Sorry about the mix up i've been working on a Phosphate profiles in esturays recently guess i have P on the mind. silly mistake its corrected now. but remember salt is not just NaCl there are a huge array of metal salts including potassium salts. infact today the instruments used to measure salinity actully measure conductivity of the water. as it is the ions in the water that make it a good conductor not the water its self. more ions in the water leads to higher conductivity. Sodium and chloride make up most (55 and 30.6% respectively) potassium accounts for 1.2% of the total salts in the ocean.

it is infact a very complex subject and before now i have had to calculate such things as how deep the layer of salt would be on the sea floor if all the oceans evaporated. and the effects of increased weather of volcanic activity on the oceans salinity.

i can direct anyone who is really intrested in such subjects to relevent book and journals but it all gets a bit mathamatical!

griff
 
Nut Bubblefish:
My 9 years old asked me the question this week end, and I could not recall of a satisfactory answer. Who has one?

There are a lot of male fish in the water without girlfriends...
 
Griff_1984:
heya guys,
just saw this one and thought i'd give the simple explenation. mineral ions such as Sodium and chloride come from rocks, from the land. they get washed into the sea. ofcourse this happens with all the other ions as well so why does NaCl build up to such high concentrations? this is to do with residence time. the residence time is the amount of time it talke for one molecule of the substace to enter and be removed from the system ie the oceans. the residence time for sodium and chloriode ions is very high (thousands of years). this is because there is little removing forces. therefor because it is always being added and rarely being removed it builts up causing the sea to be salty.
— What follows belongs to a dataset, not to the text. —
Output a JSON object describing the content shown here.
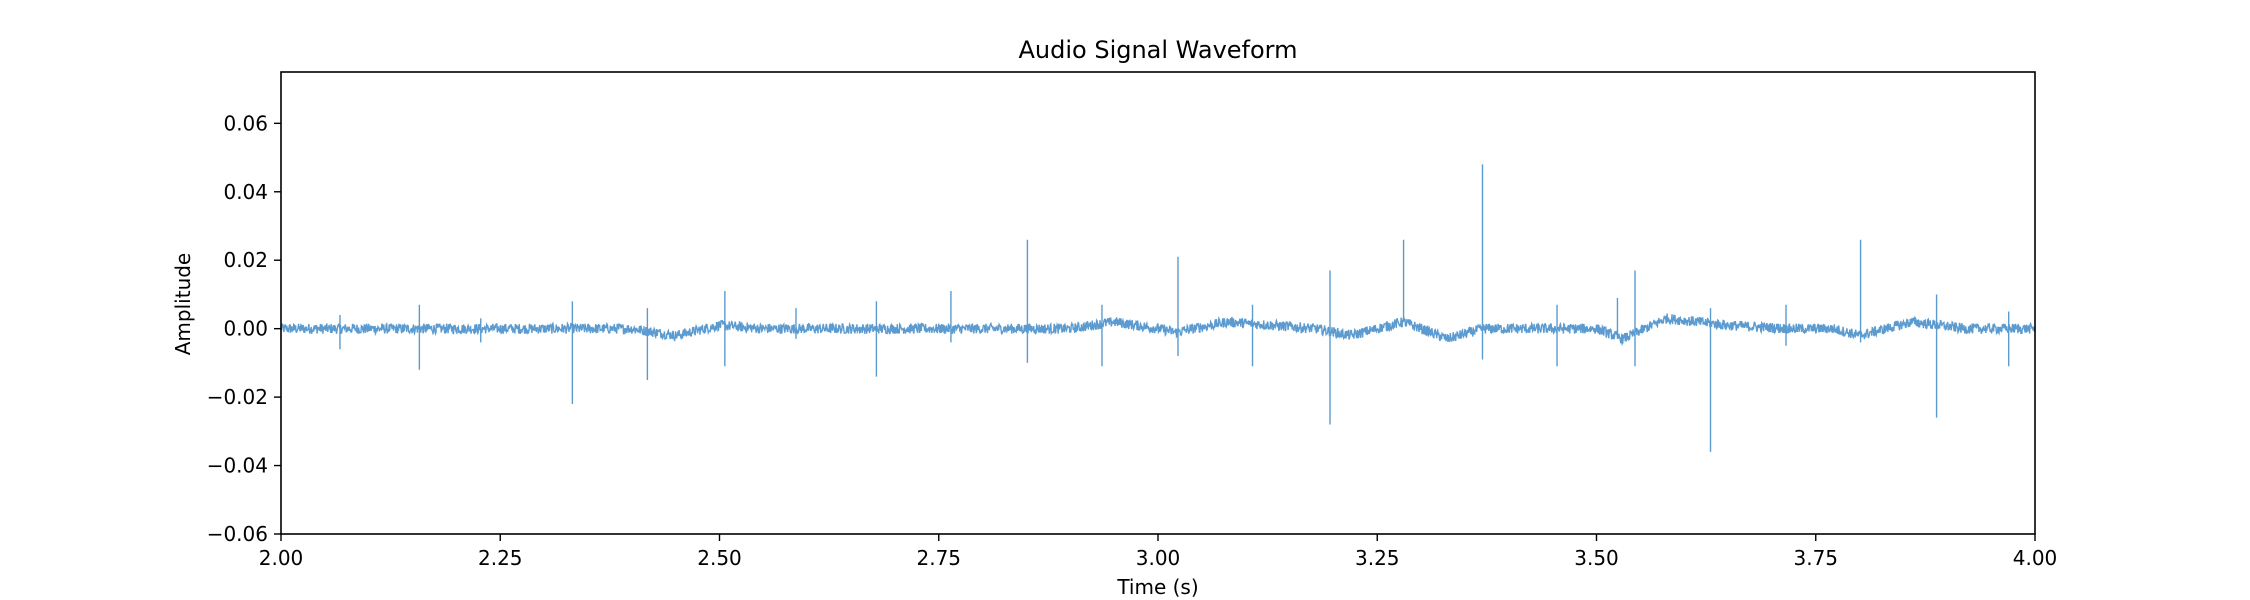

So coudl the ocean one day be too salty for the fish?
 
jeditdog..

i have to say thats unlikely if you think about the time scales we are envolved with. it was about 250 Million years ago ( just after the premian period) when the earth started to settle out from cataclasmic techtonic activity. a lot of the salt in the oceans would have been added at this time because of the great amount of vlocanic activity and weathering. 250 million years on and undoubtably they ocenas have changed a lot but on a time scale allowing evloution to keep pase with the chages.
on the other had there are hypersaline seas around, the dead sea for example. this happens because its cut off from the rest of the oceans and has had alot of evaporation. but there is life in the dead sea, infact there is life in all the worlds seas.
fish are also very good and regulatiing salt in their bodys so i recon most will adapt if they survive long enough to see any real change in salinity.

anyway its the things we are doing to the oceans that will kill the fish. there is a theory going around now saying it wont be long unill the atlantic is anoxic, good bye fishies!